While the report is allegedly to be on the clean up and maintenance of the property, instead it is a referendum on the removal of the stumps for the reconstruction of Santa Monica Boulevard. 

Resident Lionel Ephram, who represents the homeowners in the area, sent the following letter to the City Council Monday:

“I was angry, actually outraged, when I read the Report which the Staff is planning to present to the City Council at the study session on 6/13/17.  This report ignores that at the May 16, 2017 City Council meeting Residents made clear to Council that they wanted the stumps on Lots 12 and 13 left in place and only removed as part of the replanting process when there is an agreed upon and approved plan for replacing the trees that were destroyed improperly and illegally.  The report also ignores the fact that the Council, while at first showing a preference for removing the stumps, later, after receiving additional information, reconsidered its position and agreed with the Residents and then gave Direction to Staff that all stumps should remain in place with the exception of the stumps of the 13 trees which the Gruen report said needed to be removed to make way for the renovation of the curb.

“Staff not only ignored the wishes of the residents and the Direction of the Council, they also ignored the Gruen Report and then they failed to communicate to Lindmark Engineering , a company which was not involved with the planning of the Santa Monica Blvd. project, and not brought in until long after the trees were destroyed, the Direction given by the Council.  Lindmark, looking only at the remaining stumps and with no knowledge of prior actions or decisions, concluded, in a letter dated June 6, 2017, that 88 stumps should be removed to make easier the contractor’s work in renovating the curbing.  That would translate to 88 trees to be cut down if the trees were still there.

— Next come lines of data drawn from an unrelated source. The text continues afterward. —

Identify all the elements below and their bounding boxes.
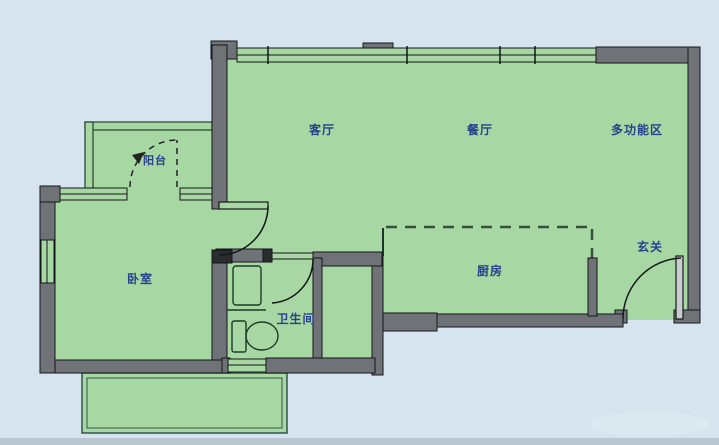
wall-strip-top: [313, 252, 382, 266]
wall-bathroom-right: [313, 258, 322, 362]
living-door-bottom-jamb: [212, 250, 232, 263]
room-label-bathroom: 卫生间: [276, 311, 315, 326]
wall-top-right: [596, 47, 700, 63]
wall-right: [688, 47, 700, 323]
bathroom-floor: [220, 250, 322, 362]
room-label-multi: 多功能区: [611, 122, 663, 137]
living-door-leaf: [219, 202, 268, 209]
wall-kitchen-bottom-thick: [375, 313, 437, 331]
wall-bedroom-right: [212, 252, 227, 373]
bottom-balcony-floor: [82, 373, 287, 433]
room-label-kitchen: 厨房: [477, 263, 503, 278]
room-label-entry: 玄关: [637, 239, 663, 254]
wall-kitchen-left: [372, 256, 383, 375]
wall-living-left-vertical: [212, 45, 227, 209]
watermark-smudge: [590, 412, 710, 436]
room-label-bedroom: 卧室: [127, 271, 153, 286]
bathroom-door-leaf: [272, 253, 313, 259]
room-label-living: 客厅: [308, 122, 335, 137]
floorplan-image: 客厅 餐厅 多功能区 阳台 卧室 卫生间 厨房 玄关: [0, 0, 719, 445]
wall-bedroom-top-pier: [40, 186, 60, 202]
entry-door-leaf: [676, 256, 683, 319]
room-label-dining: 餐厅: [467, 122, 493, 137]
wall-bedroom-bottom: [40, 360, 222, 373]
wall-bathroom-bottom-right: [266, 358, 375, 373]
floorplan-svg: 客厅 餐厅 多功能区 阳台 卧室 卫生间 厨房 玄关: [0, 0, 719, 445]
background-bottom-strip: [0, 438, 719, 445]
balcony-wall-left: [85, 122, 93, 192]
bathroom-door-hinge-jamb: [263, 249, 272, 262]
room-label-balcony: 阳台: [143, 153, 167, 167]
wall-kitchen-right-stub: [588, 258, 597, 316]
kitchen-entry-floor: [377, 222, 690, 320]
balcony-wall-top: [85, 122, 212, 130]
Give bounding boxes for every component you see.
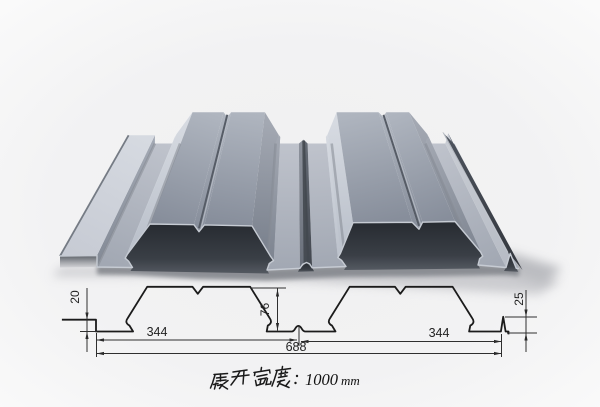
svg-text:1000: 1000 [305, 370, 339, 389]
svg-text:688: 688 [286, 340, 307, 354]
svg-text:344: 344 [147, 325, 168, 339]
svg-text:344: 344 [429, 326, 450, 340]
svg-text:25: 25 [512, 292, 526, 306]
svg-text:mm: mm [341, 373, 360, 388]
svg-text:20: 20 [68, 290, 82, 304]
svg-text:76: 76 [258, 303, 272, 317]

“The key thing to remember is that when the plans for SM Blvd. were being finalized all of the trees were there and there was NO intention to remove more than the 13 trees necessary to do the planned curb renovation.  The Psomas Engineering report dated August 23, 2015 recommended, for the planned renovation of the curb, “removal of some trees pursuant to the Gruen estimate”That Gruen estimate was for only 13 trees to be removed.  While it might be more convenient for the contractor to not have to work around the rest of the 88 trees, that was not the way it was planned to be done and, since the needs and wishes of the Residents are certainly of higher priority than the convenience of the contractor, the way it was originally planned is the way it must be done.

 “This lack of respect by the Staff for the wishes of the Residents and the Directions of the Council makes clear the importance of allowing for citizen input in the preparation of staff reports upon which the Council relies when making decisions which affect the citizens and, also, of the need for the Staff to receive better instruction as to what the Staff’s responsibilities are.  Staff needs to understand that the city belongs to the Residents and that the Staff’s first and foremost priority is to listen to and work for the benefit of the Residents.  It is NOT making developers and/or contractors happy.  The old way of doing business in Beverly Hills is no longer acceptable.”